À la suite de cette revue de littérature, force est de constater que les frontières entre les diverses formes de participation délimitées dans l’abondante littérature sur le sujet sont certainement plus floues dans la réalité que dans les constructions typologiques élaborées pour les comprendre. Ainsi, grâce aux travaux d’autrices féministes (Charpentier et Quéniart 2007; Marchand 2016), il faut reconnaître que la fracture entre participation formelle et informelle peut effectivement s’avérer arbitraire et contribuer à une mise à l’écart du travail invisible de care que prodiguent, en général, les femmes (Tronto 2009). L’autre rupture difficile à maintenir en tous lieux et en tous temps est celle qui sépare la participation dite politique de la participation sociale.

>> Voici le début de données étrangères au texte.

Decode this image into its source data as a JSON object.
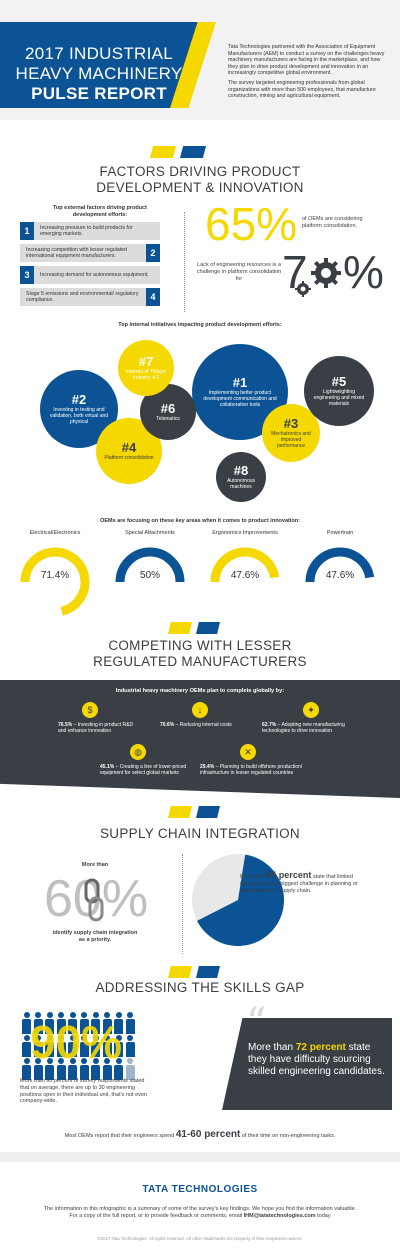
{
  "header": {
    "title_line1": "2017 INDUSTRIAL",
    "title_line2": "HEAVY MACHINERY",
    "title_line3": "PULSE REPORT",
    "intro_p1": "Tata Technologies partnered with the Association of Equipment Manufacturers (AEM) to conduct a survey on the challenges heavy machinery manufacturers are facing in the marketplace, and how they plan to drive product development and innovation in an increasingly competitive global environment.",
    "intro_p2": "The survey targeted engineering professionals from global organizations with more than 500 employees, that manufacture construction, mining and agricultural equipment."
  },
  "factors": {
    "title_line1": "FACTORS DRIVING PRODUCT",
    "title_line2": "DEVELOPMENT & INNOVATION",
    "external_heading": "Top external factors driving product development efforts:",
    "external": [
      {
        "num": "1",
        "text": "Increasing pressure to build products for emerging markets."
      },
      {
        "num": "2",
        "text": "Increasing competition with lesser regulated international equipment manufacturers."
      },
      {
        "num": "3",
        "text": "Increasing demand for autonomous equipment."
      },
      {
        "num": "4",
        "text": "Stage 5 emissions and environmental/ regulatory compliance."
      }
    ],
    "stat1_value": "65%",
    "stat1_text": "of OEMs are considering platform consolidation.",
    "stat2_text": "Lack of engineering resources is a challenge in platform consolidation for",
    "stat2_value_a": "7",
    "stat2_value_b": "%",
    "internal_heading": "Top internal initiatives impacting product development efforts:",
    "internal": [
      {
        "num": "#1",
        "text": "Implementing better product development communication and collaboration tools"
      },
      {
        "num": "#2",
        "text": "Investing in testing and validation, both virtual and physical"
      },
      {
        "num": "#3",
        "text": "Mechatronics and improved performance"
      },
      {
        "num": "#4",
        "text": "Platform consolidation"
      },
      {
        "num": "#5",
        "text": "Lightweighting engineering and mixed materials"
      },
      {
        "num": "#6",
        "text": "Telematics"
      },
      {
        "num": "#7",
        "text": "Internet of Things/ Industry 4.0"
      },
      {
        "num": "#8",
        "text": "Autonomous machines"
      }
    ],
    "focus_heading": "OEMs are focusing on these key areas when it comes to product innovation:"
  },
  "chart_data": {
    "type": "pie",
    "categories": [
      "Electrical/Electronics",
      "Special Attachments",
      "Ergonomics Improvements",
      "Powertrain"
    ],
    "values": [
      71.4,
      50,
      47.6,
      47.6
    ],
    "value_labels": [
      "71.4%",
      "50%",
      "47.6%",
      "47.6%"
    ],
    "colors": [
      "#f5d800",
      "#0b5394",
      "#f5d800",
      "#0b5394"
    ]
  },
  "compete": {
    "title_line1": "COMPETING WITH LESSER",
    "title_line2": "REGULATED MANUFACTURERS",
    "heading": "Industrial heavy machinery OEMs plan to complete globally by:",
    "items": [
      {
        "pct": "76.5%",
        "text": " – Investing in product R&D and enhance innovation",
        "icon": "money-icon"
      },
      {
        "pct": "70.6%",
        "text": " – Reducing internal costs",
        "icon": "down-arrow-icon"
      },
      {
        "pct": "62.7%",
        "text": " – Adopting new manufacturing technologies to drive innovation",
        "icon": "lightbulb-icon"
      },
      {
        "pct": "45.1%",
        "text": " – Creating a line of lower-priced equipment for select global markets",
        "icon": "globe-icon"
      },
      {
        "pct": "29.4%",
        "text": " – Planning to build offshore production/ infrastructure in lesser regulated countries",
        "icon": "tools-icon"
      }
    ]
  },
  "supply": {
    "title": "SUPPLY CHAIN INTEGRATION",
    "more_than": "More than",
    "value": "60%",
    "text": "identify supply chain integration as a priority.",
    "pie_prefix": "More than ",
    "pie_value": "65 percent",
    "pie_text": " state that limited resources is the biggest challenge in planning or integrating their supply chain.",
    "pie_pct": 65
  },
  "skills": {
    "title": "ADDRESSING THE SKILLS GAP",
    "big_value": "90%",
    "people_text": "More than 90 percent of survey respondents stated that on average, there are up to 30 engineering positions open in their individual unit, that's not even company-wide.",
    "quote_prefix": "More than ",
    "quote_value": "72 percent",
    "quote_text": " state they have difficulty sourcing skilled engineering candidates.",
    "bottom_prefix": "Most OEMs report that their engineers spend ",
    "bottom_value": "41-60 percent",
    "bottom_suffix": " of their time on non-engineering tasks."
  },
  "footer": {
    "logo": "TATA TECHNOLOGIES",
    "text": "The information in this infographic is a summary of some of the survey's key findings. We hope you find the information valuable. For a copy of the full report, or to provide feedback or comments, email ",
    "email": "IHM@tatatechnologies.com",
    "text_end": " today",
    "copyright": "©2017 Tata Technologies. All rights reserved. All other trademarks are property of their respective owners."
  }
}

En effet, de nombreuses études ont démontré que, même dans des organisations de gauche dédiées au changement social et politique, la question des sociabilités, des affects et des émotions était centrale dans le vécu des personnes engagées (Ancelovici et Badimon 2019).

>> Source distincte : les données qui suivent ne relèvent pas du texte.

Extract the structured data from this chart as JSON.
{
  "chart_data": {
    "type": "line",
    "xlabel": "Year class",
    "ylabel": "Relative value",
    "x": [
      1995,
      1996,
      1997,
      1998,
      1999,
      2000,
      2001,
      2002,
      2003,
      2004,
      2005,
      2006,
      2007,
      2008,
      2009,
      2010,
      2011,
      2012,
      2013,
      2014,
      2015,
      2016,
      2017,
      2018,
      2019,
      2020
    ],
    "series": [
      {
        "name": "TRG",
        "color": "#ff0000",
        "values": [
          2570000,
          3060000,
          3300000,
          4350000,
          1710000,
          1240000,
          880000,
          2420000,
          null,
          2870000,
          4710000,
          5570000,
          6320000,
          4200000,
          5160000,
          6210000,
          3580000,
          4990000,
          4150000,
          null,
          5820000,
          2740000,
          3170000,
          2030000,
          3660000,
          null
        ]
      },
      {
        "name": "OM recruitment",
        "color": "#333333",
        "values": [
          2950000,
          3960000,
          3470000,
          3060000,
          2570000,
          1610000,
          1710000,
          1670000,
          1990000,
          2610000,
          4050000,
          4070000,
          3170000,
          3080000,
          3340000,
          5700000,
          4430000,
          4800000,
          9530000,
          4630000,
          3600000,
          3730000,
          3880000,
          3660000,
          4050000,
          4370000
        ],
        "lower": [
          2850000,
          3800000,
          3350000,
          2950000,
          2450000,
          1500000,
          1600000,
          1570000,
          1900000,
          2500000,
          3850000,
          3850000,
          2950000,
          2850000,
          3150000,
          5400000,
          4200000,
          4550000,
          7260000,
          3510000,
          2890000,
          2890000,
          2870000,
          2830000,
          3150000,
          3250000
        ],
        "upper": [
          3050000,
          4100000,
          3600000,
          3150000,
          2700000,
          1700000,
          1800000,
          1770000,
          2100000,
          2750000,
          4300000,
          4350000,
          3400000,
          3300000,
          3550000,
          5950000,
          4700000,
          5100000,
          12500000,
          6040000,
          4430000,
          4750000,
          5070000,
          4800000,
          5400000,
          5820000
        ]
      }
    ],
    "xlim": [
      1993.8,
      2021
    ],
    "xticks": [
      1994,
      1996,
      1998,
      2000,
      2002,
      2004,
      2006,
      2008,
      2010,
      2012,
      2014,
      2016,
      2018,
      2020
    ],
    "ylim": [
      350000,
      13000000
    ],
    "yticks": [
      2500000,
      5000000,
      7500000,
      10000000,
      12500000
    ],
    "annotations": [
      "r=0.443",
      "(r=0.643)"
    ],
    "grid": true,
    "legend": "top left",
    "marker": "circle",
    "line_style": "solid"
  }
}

L’idée ici n’est pas de réduire tout engagement dit « politique » à la camaraderie ou vice-versa, mais plutôt de constater l’imbrication profonde de ces éléments entre eux. Dans les comités logement où la collecte de données de cette thèse s’est déroulée, le volet social et le volet politique existent simultanément, mais entrent parfois en tension. Il sera justement intéressant de mesurer l’importance de la sociabilité et comment celle-ci, dans les discours et pratiques des participantes à la recherche, se mêle à des volontés considérées comme étant « politiques », telles que l’avancement des droits des locataires et l’obtention de logements sociaux et coopératifs. À l’époque où le local fait un retour marqué dans les demandes et performances de la citoyenneté, très peu d’études se penchent sur la participation des personnes vieillissantes dans les enjeux urbains, encore moins sur les questions spécifiques de la spéculation immobilière et/ou de la

gentrification, l’étude récente de Genz (2018) à Berlin et les travaux de Tarragó et Fernandez- Ardèvol (2014) faisant figure d’exception.